Había trabajado en la flota pesquera en Groenlandia cuando era joven y todo su ser se había estremecido con aquel grito. Sin embargo, no obtuvo respuesta, porque el doctor Maturin, de cuclillas como un babuino, con el telescopio apoyado en el pasamanos, concentraba su atención en enfocarlo hacia las agitadas aguas del mar entre el barco y el horizonte. Entonces el señor Johnstone, dirigiendo la vista en la dirección del telescopio y colocándose ante la frente las manos ahuecadas, vio el distante chorro y después, destacándose sobre el fondo gris, una inmensa sombra negra que hacía un movimiento lento y ondulante. En un tono más relajado dijo:

—¡Oh, no es un animal bueno para nosotros! Es un rorcual.
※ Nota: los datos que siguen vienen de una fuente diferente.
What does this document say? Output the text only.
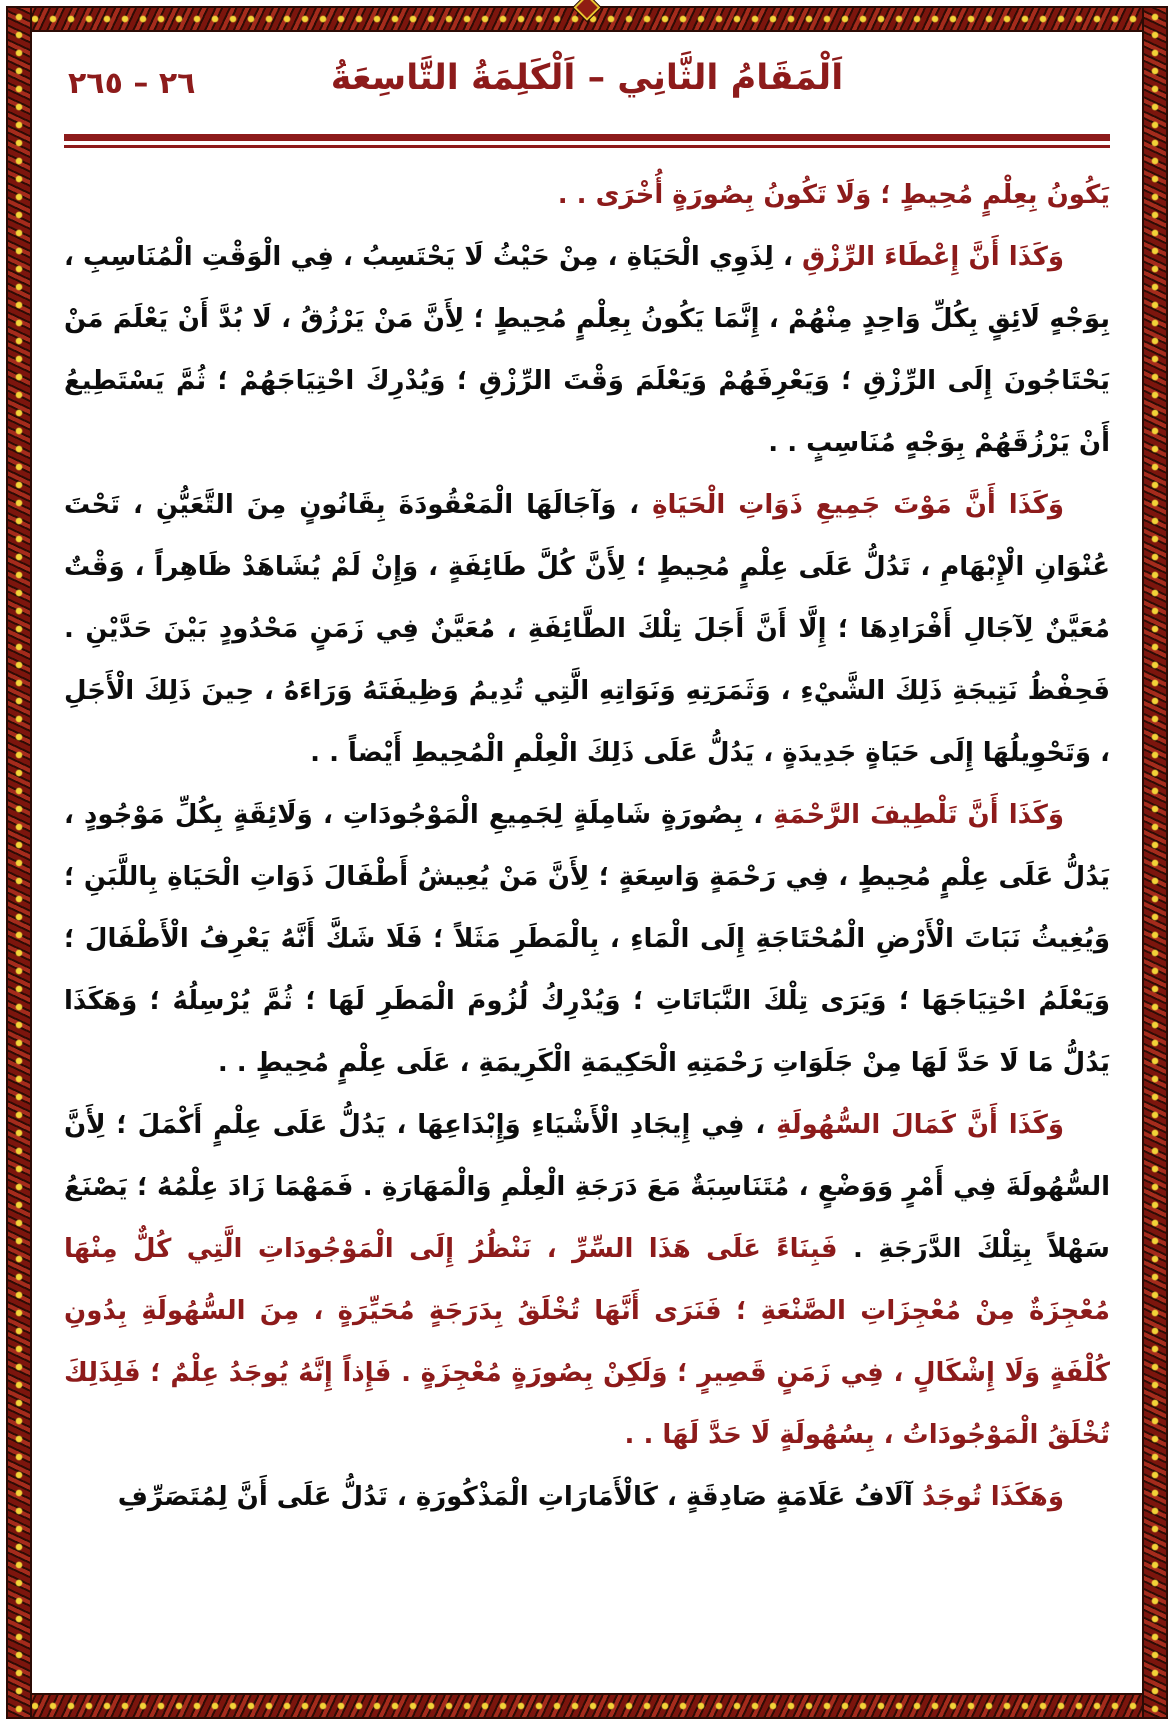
٢٦ – ٢٦٥	اَلْمَقَامُ الثَّانِي – اَلْكَلِمَةُ التَّاسِعَةُ

يَكُونُ بِعِلْمٍ مُحِيطٍ ؛ وَلَا تَكُونُ بِصُورَةٍ أُخْرَى . .

وَكَذَا أَنَّ إِعْطَاءَ الرِّزْقِ ، لِذَوِي الْحَيَاةِ ، مِنْ حَيْثُ لَا يَحْتَسِبُ ، فِي الْوَقْتِ الْمُنَاسِبِ ، بِوَجْهٍ لَائِقٍ بِكُلِّ وَاحِدٍ مِنْهُمْ ، إِنَّمَا يَكُونُ بِعِلْمٍ مُحِيطٍ ؛ لِأَنَّ مَنْ يَرْزُقُ ، لَا بُدَّ أَنْ يَعْلَمَ مَنْ يَحْتَاجُونَ إِلَى الرِّزْقِ ؛ وَيَعْرِفَهُمْ وَيَعْلَمَ وَقْتَ الرِّزْقِ ؛ وَيُدْرِكَ احْتِيَاجَهُمْ ؛ ثُمَّ يَسْتَطِيعُ أَنْ يَرْزُقَهُمْ بِوَجْهٍ مُنَاسِبٍ . .

وَكَذَا أَنَّ مَوْتَ جَمِيعِ ذَوَاتِ الْحَيَاةِ ، وَآجَالَهَا الْمَعْقُودَةَ بِقَانُونٍ مِنَ التَّعَيُّنِ ، تَحْتَ عُنْوَانِ الْإِبْهَامِ ، تَدُلُّ عَلَى عِلْمٍ مُحِيطٍ ؛ لِأَنَّ كُلَّ طَائِفَةٍ ، وَإِنْ لَمْ يُشَاهَدْ ظَاهِراً ، وَقْتٌ مُعَيَّنٌ لِآجَالِ أَفْرَادِهَا ؛ إِلَّا أَنَّ أَجَلَ تِلْكَ الطَّائِفَةِ ، مُعَيَّنٌ فِي زَمَنٍ مَحْدُودٍ بَيْنَ حَدَّيْنِ . فَحِفْظُ نَتِيجَةِ ذَلِكَ الشَّيْءِ ، وَثَمَرَتِهِ وَنَوَاتِهِ الَّتِي تُدِيمُ وَظِيفَتَهُ وَرَاءَهُ ، حِينَ ذَلِكَ الْأَجَلِ ، وَتَحْوِيلُهَا إِلَى حَيَاةٍ جَدِيدَةٍ ، يَدُلُّ عَلَى ذَلِكَ الْعِلْمِ الْمُحِيطِ أَيْضاً . .

وَكَذَا أَنَّ تَلْطِيفَ الرَّحْمَةِ ، بِصُورَةٍ شَامِلَةٍ لِجَمِيعِ الْمَوْجُودَاتِ ، وَلَائِقَةٍ بِكُلِّ مَوْجُودٍ ، يَدُلُّ عَلَى عِلْمٍ مُحِيطٍ ، فِي رَحْمَةٍ وَاسِعَةٍ ؛ لِأَنَّ مَنْ يُعِيشُ أَطْفَالَ ذَوَاتِ الْحَيَاةِ بِاللَّبَنِ ؛ وَيُغِيثُ نَبَاتَ الْأَرْضِ الْمُحْتَاجَةِ إِلَى الْمَاءِ ، بِالْمَطَرِ مَثَلاً ؛ فَلَا شَكَّ أَنَّهُ يَعْرِفُ الْأَطْفَالَ ؛ وَيَعْلَمُ احْتِيَاجَهَا ؛ وَيَرَى تِلْكَ النَّبَاتَاتِ ؛ وَيُدْرِكُ لُزُومَ الْمَطَرِ لَهَا ؛ ثُمَّ يُرْسِلُهُ ؛ وَهَكَذَا يَدُلُّ مَا لَا حَدَّ لَهَا مِنْ جَلَوَاتِ رَحْمَتِهِ الْحَكِيمَةِ الْكَرِيمَةِ ، عَلَى عِلْمٍ مُحِيطٍ . .

وَكَذَا أَنَّ كَمَالَ السُّهُولَةِ ، فِي إِيجَادِ الْأَشْيَاءِ وَإِبْدَاعِهَا ، يَدُلُّ عَلَى عِلْمٍ أَكْمَلَ ؛ لِأَنَّ السُّهُولَةَ فِي أَمْرٍ وَوَضْعٍ ، مُتَنَاسِبَةٌ مَعَ دَرَجَةِ الْعِلْمِ وَالْمَهَارَةِ . فَمَهْمَا زَادَ عِلْمُهُ ؛ يَصْنَعُ سَهْلاً بِتِلْكَ الدَّرَجَةِ . فَبِنَاءً عَلَى هَذَا السِّرِّ ، نَنْظُرُ إِلَى الْمَوْجُودَاتِ الَّتِي كُلٌّ مِنْهَا مُعْجِزَةٌ مِنْ مُعْجِزَاتِ الصَّنْعَةِ ؛ فَنَرَى أَنَّهَا تُخْلَقُ بِدَرَجَةٍ مُحَيِّرَةٍ ، مِنَ السُّهُولَةِ بِدُونِ كُلْفَةٍ وَلَا إِشْكَالٍ ، فِي زَمَنٍ قَصِيرٍ ؛ وَلَكِنْ بِصُورَةٍ مُعْجِزَةٍ . فَإِذاً إِنَّهُ يُوجَدُ عِلْمٌ ؛ فَلِذَلِكَ تُخْلَقُ الْمَوْجُودَاتُ ، بِسُهُولَةٍ لَا حَدَّ لَهَا . .

وَهَكَذَا تُوجَدُ آلَافُ عَلَامَةٍ صَادِقَةٍ ، كَالْأَمَارَاتِ الْمَذْكُورَةِ ، تَدُلُّ عَلَى أَنَّ لِمُتَصَرِّفِ
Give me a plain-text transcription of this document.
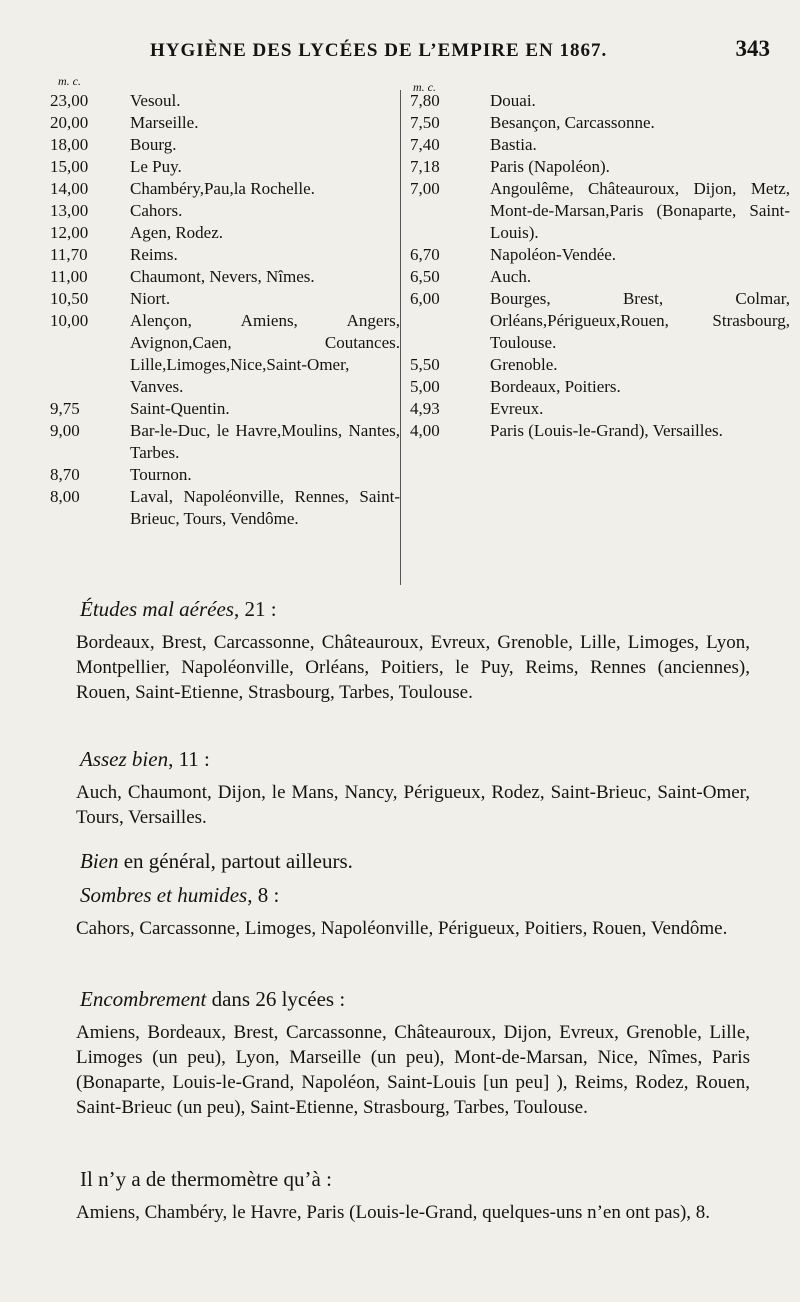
HYGIÈNE DES LYCÉES DE L’EMPIRE EN 1867.	343
m. c.	m. c.
23,00	Vesoul.
20,00	Marseille.
18,00	Bourg.
15,00	Le Puy.
14,00	Chambéry,Pau,la Rochelle.
13,00	Cahors.
12,00	Agen, Rodez.
11,70	Reims.
11,00	Chaumont, Nevers, Nîmes.
10,50	Niort.
10,00	Alençon, Amiens, Angers, Avignon,Caen, Coutances. Lille,Limoges,Nice,Saint-Omer, Vanves.
9,75	Saint-Quentin.
9,00	Bar-le-Duc, le Havre,Moulins, Nantes, Tarbes.
8,70	Tournon.
8,00	Laval, Napoléonville, Rennes, Saint-Brieuc, Tours, Vendôme.
7,80	Douai.
7,50	Besançon, Carcassonne.
7,40	Bastia.
7,18	Paris (Napoléon).
7,00	Angoulême, Châteauroux, Dijon, Metz, Mont-de-Marsan,Paris (Bonaparte, Saint-Louis).
6,70	Napoléon-Vendée.
6,50	Auch.
6,00	Bourges, Brest, Colmar, Orléans,Périgueux,Rouen, Strasbourg, Toulouse.
5,50	Grenoble.
5,00	Bordeaux, Poitiers.
4,93	Evreux.
4,00	Paris (Louis-le-Grand), Versailles.
Études mal aérées, 21 :
Bordeaux, Brest, Carcassonne, Châteauroux, Evreux, Grenoble, Lille, Limoges, Lyon, Montpellier, Napoléonville, Orléans, Poitiers, le Puy, Reims, Rennes (anciennes), Rouen, Saint-Etienne, Strasbourg, Tarbes, Toulouse.
Assez bien, 11 :
Auch, Chaumont, Dijon, le Mans, Nancy, Périgueux, Rodez, Saint-Brieuc, Saint-Omer, Tours, Versailles.
Bien en général, partout ailleurs.
Sombres et humides, 8 :
Cahors, Carcassonne, Limoges, Napoléonville, Périgueux, Poitiers, Rouen, Vendôme.
Encombrement dans 26 lycées :
Amiens, Bordeaux, Brest, Carcassonne, Châteauroux, Dijon, Evreux, Grenoble, Lille, Limoges (un peu), Lyon, Marseille (un peu), Mont-de-Marsan, Nice, Nîmes, Paris (Bonaparte, Louis-le-Grand, Napoléon, Saint-Louis [un peu] ), Reims, Rodez, Rouen, Saint-Brieuc (un peu), Saint-Etienne, Strasbourg, Tarbes, Toulouse.
Il n’y a de thermomètre qu’à :
Amiens, Chambéry, le Havre, Paris (Louis-le-Grand, quelques-uns n’en ont pas), 8.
—¿Puede usted ver realmente que es un rorcual a tan gran distancia? —preguntó la señorita Susana—. ¡Los marineros son maravillosos! Pero, ¿por qué no es bueno, señor Johnstone?

—¡Está resoplando! —dijo el señor Johnstone en tono tranquilo, casi indiferente, por la fuerza de la costumbre—. Y ahora otro. Mire el chorro, señorita Susana. Sólo lanzan un chorro, eso quiere decir que son rorcuales, las verdaderas ballenas lanzan dos. Mire, allá va otro. Debe de haber una manada bastante grande. No son buenos para el hombre ni para los animales. Me fastidia ver que están ahí nadando con tanta cantidad de excelente aceite; no son buenos para el hombre ni para los animales.